Reflecting on my own early reactions to this tale gave me fresh empathy for the response of King Nebuchadnezzar. I have heard the tale of Shadrach, Meshach and Abednego so many times since the first telling that I know the outcome well (including the details such as the memorable reference to the hair on the men’s heads not being singed.) This familiarity with the story’s outcome has perhaps made the king’s response of astonishment seem somewhat foolish to me. Indeed, I think it is quite easy to read the king as being, in addition to cruel, somewhat simple, an almost comical figure whose face distorts with rage, and who naively thinks he has the means to destroy these men of God simply by increasing the heat of his furnace. It is through trying to read this story from his perspective – imagining his deep, soul-shaking wonder at this seemingly impossible event – that his words take on more power and meaning: “But I see four men unbound, walking in the middle of the fire, and they are not hurt; and the fourth has the appearance of a god.”
My reflection on the importance of empathy continued as I read John. I was tempted on first reading to do something of a mental eye-roll, and to imagine Jesus doing the same, as I read of his encounter with individuals who questioned everything he said, sentence by blessed sentence.
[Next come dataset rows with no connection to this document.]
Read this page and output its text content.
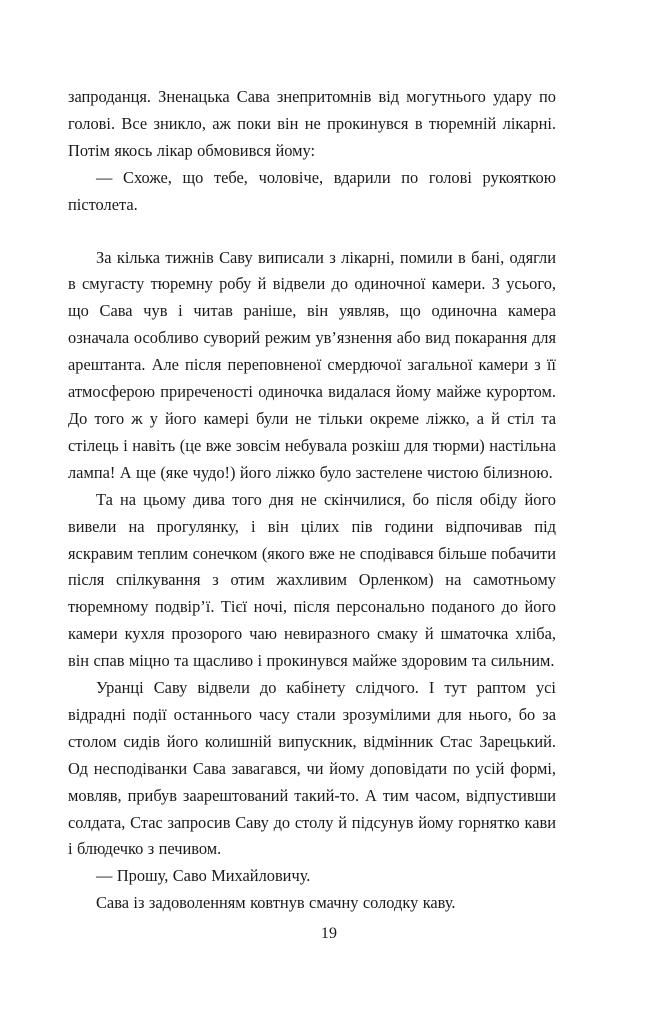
запроданця. Зненацька Сава знепритомнів від могутнього удару по голові. Все зникло, аж поки він не прокинувся в тюремній лікарні. Потім якось лікар обмовився йому:

— Схоже, що тебе, чоловіче, вдарили по голові рукояткою пістолета.

За кілька тижнів Саву виписали з лікарні, помили в бані, одягли в смугасту тюремну робу й відвели до одиночної камери. З усього, що Сава чув і читав раніше, він уявляв, що одиночна камера означала особливо суворий режим ув’язнення або вид покарання для арештанта. Але після переповненої смердючої загальної камери з її атмосферою приреченості одиночка видалася йому майже курортом. До того ж у його камері були не тільки окреме ліжко, а й стіл та стілець і навіть (це вже зовсім небувала розкіш для тюрми) настільна лампа! А ще (яке чудо!) його ліжко було застелене чистою білизною.

Та на цьому дива того дня не скінчилися, бо після обіду його вивели на прогулянку, і він цілих пів години відпочивав під яскравим теплим сонечком (якого вже не сподівався більше побачити після спілкування з отим жахливим Орленком) на самотньому тюремному подвір’ї. Тієї ночі, після персонально поданого до його камери кухля прозорого чаю невиразного смаку й шматочка хліба, він спав міцно та щасливо і прокинувся майже здоровим та сильним.

Уранці Саву відвели до кабінету слідчого. І тут раптом усі відрадні події останнього часу стали зрозумілими для нього, бо за столом сидів його колишній випускник, відмінник Стас Зарецький. Од несподіванки Сава завагався, чи йому доповідати по усій формі, мовляв, прибув заарештований такий-то. А тим часом, відпустивши солдата, Стас запросив Саву до столу й підсунув йому горнятко кави і блюдечко з печивом.

— Прошу, Саво Михайловичу.

Сава із задоволенням ковтнув смачну солодку каву.

19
Of course, on closer reading, and with a determination on my part to bring my newfound empathy into action, I could at least begin to imagine how strange, if not downright ridiculous, each of Jesus’ pronouncements must have seemed: so strange that an attentive listener would have had little option to challenge them, in the style of rapid-fire debate perhaps seen on social media today.
Empathy, or an attempt to understand the motivation of individuals or groups, does not always come easily to me, especially when reading a text as familiar as the Bible. What it does do is help me read the text in a new way. It moves me from imagining the Bible to be a tale (nearly) exclusively of God to a collection of books that tell of people, and their struggles to understand signs and sayings that are in every way outside their lived experience and understanding of the world. God, or a godlike presence, may be seen occasionally; for the most part, biblical figures must decide among themselves what they are to do with the wonders they have seen and heard, and how they are to live in the face of evidence that everything they believed to be true is wrong. In this way, their story is our story; figures deserving of the same level of empathy that we hope future generations will show us when they consider our lives and how we responded to the signs and challenges of our times.